The DLR Trees are essentially the DLR representation of programs so every language that targets DLR produces the DLR Trees. ToyScript's design is similar to that of all the other DLR based languages, such as IronPython or IronRuby in the sense that it first parses into its own AST and then generates the DLR trees. At one point ToyScript (being very simple language) parsed directly into the DLR trees, but we changed that to behave more like the other DLR based languages, even though for ToyScript it is not strictly necessary.
By generating the DLR Trees instead of IL, the compiler writer doesn't have to worry about the IL generation and the DLR will take care of the intricacies. The developer can then focus on the correct semantic of the language at hand by implementing the front-end and implementing the correct runtime semantic.
Let's take look at the following snippet of ToyScript code:
import System
print "Hello ToyScript"
Both of the language elements shown (import and print) are implemented simply by runtime library functions (ToyHelpers.Import and ToyHelpers.Print respectively).
There is a useful feature in the DLR which allows to trace all of the trees created during the program's execution: -X:ShowASTs. We can run the code above with the "-X:ShowASTs" command line parameter and see the output:
//
// AST D:\Dev\x.ts
//
.codeblock Object D:\Dev\x.ts ()() {
.var Object System (Local,InParameterArray)
{
(.bound System) = (ToyHelpers.Import)(
"System",
);
(ToyHelpers.Print)(
(Object)"Hello ToyScript",
);
}
}
The output of the trace shows essentially what we'd expect. The import statement turned into an assignment in which variable "System" is assigned return value of the call to the ToyHelpers.Import, passing "System" as an argument. Similarly, the print statement got turned into the call with a "Hello ToyScript" argument.
At the DLR Tree level, both of these nodes are MethodCallExpression, one of many expressions the DLR Trees support. Another one that we can see in this example is an assignment (BoundAssignment) and constant (ConstantExpression).
Who created this DLR Tree? Each AST node of the ToyScript AST has a "Generate" method which is responsible for creating the DLR Tree for the node. The Generate for "print" statement (in Print.cs) then creates the tree that we already saw above:
return Ast.Statement(
Span,
Ast.Call(
typeof(ToyHelpers).GetMethod("Print"),
Ast.ConvertHelper(
_expression.Generate(tg),
typeof(object)
)
)
);
The ToyScript sample above uses actually only few of the many available tree nodes.
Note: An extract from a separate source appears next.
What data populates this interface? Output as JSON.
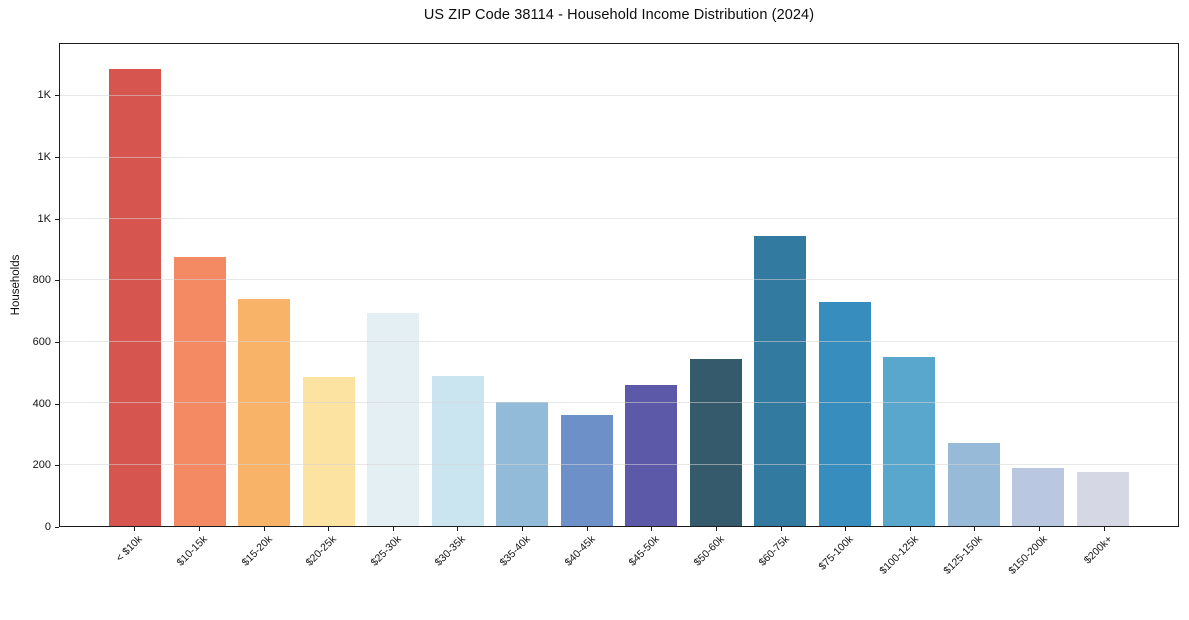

It only uses assignment (Ast.Assign), block (Ast.Block), call to a method specified as MethodInfo (Ast.Call), constant (Ast.Constant) and conversion/cast (Ast.Convert / Ast.ConvertHelper). Outside of these few, the tree supports quite a few nodes and factory methods for each of them.
Some of the other most important nodes in the DLR Trees are:
-
UnaryExpression - Negate, Convert, logical Not
-
BinaryExpression - comparisons, arithmetic and logical operations, array index
-
MemberExpression - field or property access
-
CallExpression - call to a method specified via MethodInfo
-
NewExpression - calling a constructor to create an instance of .NET class
-
BoundAssignment - assignment to a variable
-
BoundExpression - a value of the variable
-
ConditionalExpression - condition ? ifTrue : ifFalse
-
...
Since DLR represents complex programs, statement-like constructs are needed also:
- DoStatement - a "do .. while ..." loop
- LoopStatement - a simplified form of the C# -style "for" loop
- ReturnStatement
- ThrowStatement
- TryStatement
- SwitchStatement
- ...
The underlying idea for all of the nodes is that they are statically typed and the factory methods enforce the restrictions. For example, when creating a MethodCallExpression to call "System.Console.WriteLine(string)", or when creating an assignment, the factory method checks that the type of the variable is assignable from the type of the right-hand expression.
Now that we know how ToyScript generates the DLR Tree for a (very) simple constructs, the obvious question comes to mind: How does it deal with constructs that are not as obvious at compile time? For example "a + b". What happens when executing "a + b" completely depends on the values of "a" and "b" at the time when the expression is being evaluated. Adding integers or strings are completely different matter, not to mention objects that may implement operator "+". This is what we'll discuss in detail in the following chapters.